As for the disappearing column, jeez, I give up. Nothing’s changed, code-wise, the page is validating just fine, and there doesn’t seem to be a long string or wide image in the column that would force the break (which should just run it to the bottom below the remaining two anyway). I just want a set of fucking standards I can adhere to religiously and know they’ll work. But then, don’t we all.
The new design should be a little more robust as far as the columns go and I can only hope it doesn’t introduce too many other things that like to break. Going to try to finish the templates up over the weekend and will shoot for getting MT 2.5 on the existing site as well.
Posted by Ryan Carter 2002.10.12, 20:02
Hehe… column’s back ;)
Posted by resonance 2002.10.12, 23:18
Every once in a while, and this was a long time ago for me now as well, since IE has been demoted to my “testing” browser, IE on OS X chokes on something as simple as an image aligned right or left. I’d have to put the image in a table of the same dimensions as the image, then align the table left or right to prevent IE from freezing when loading the page.
Of course, you fancy-schmancy CSS folk wouldn’t know anything about this, would ya? Nah, you just let your stylesheets do all the work for you…grumble…grumble… ;)
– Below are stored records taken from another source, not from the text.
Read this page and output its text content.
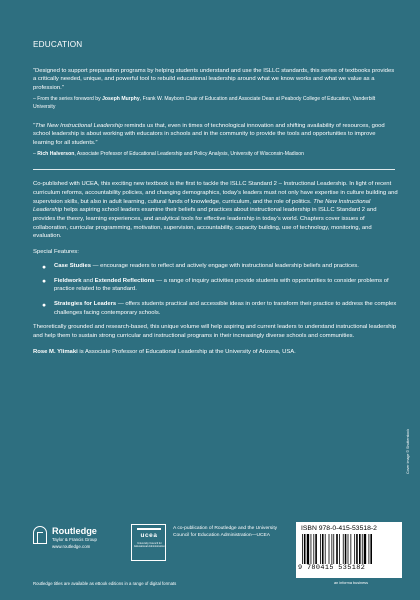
EDUCATION

“Designed to support preparation programs by helping students understand and use the ISLLC standards, this series of textbooks provides a critically needed, unique, and powerful tool to rebuild educational leadership around what we know works and what we value as a profession.”

– From the series foreword by Joseph Murphy, Frank W. Mayborn Chair of Education and Associate Dean at Peabody College of Education, Vanderbilt University

“The New Instructional Leadership reminds us that, even in times of technological innovation and shifting availability of resources, good school leadership is about working with educators in schools and in the community to provide the tools and opportunities to improve learning for all students.”

– Rich Halverson, Associate Professor of Educational Leadership and Policy Analysis, University of Wisconsin-Madison

Co-published with UCEA, this exciting new textbook is the first to tackle the ISLLC Standard 2 – Instructional Leadership. In light of recent curriculum reforms, accountability policies, and changing demographics, today’s leaders must not only have expertise in culture building and supervision skills, but also in adult learning, cultural funds of knowledge, curriculum, and the role of politics. The New Instructional Leadership helps aspiring school leaders examine their beliefs and practices about instructional leadership in ISLLC Standard 2 and provides the theory, learning experiences, and analytical tools for effective leadership in today’s world. Chapters cover issues of collaboration, curricular programming, motivation, supervision, accountability, capacity building, use of technology, monitoring, and evaluation.

Special Features:

● Case Studies — encourage readers to reflect and actively engage with instructional leadership beliefs and practices.
● Fieldwork and Extended Reflections — a range of inquiry activities provide students with opportunities to consider problems of practice related to the standard.
● Strategies for Leaders — offers students practical and accessible ideas in order to transform their practice to address the complex challenges facing contemporary schools.

Theoretically grounded and research-based, this unique volume will help aspiring and current leaders to understand instructional leadership and help them to sustain strong curricular and instructional programs in their increasingly diverse schools and communities.

Rose M. Ylimaki is Associate Professor of Educational Leadership at the University of Arizona, USA.

Routledge
Taylor & Francis Group
www.routledge.com
ucea
University Council for Educational Administration
A co-publication of Routledge and the University Council for Education Administration—UCEA
ISBN 978-0-415-53518-2
9 780415 535182
an informa business
Routledge titles are available as eBook editions in a range of digital formats
Cover image © Shutterstock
Posted by Muraii 2002.10.13, 07:32
I assume that the colon at the end of your first paragraph of the post indicates that the space between paragraphs is to be inhabited by some text, ostensibly the offending line of code.
I’m on IE 5.50.4134 and the line won’t display at all. That’s fine if my assumption is incorrect, which is the odds-on favorite, but I thought it wouldn’t hurt to transform some electrons into ASCII and let you know.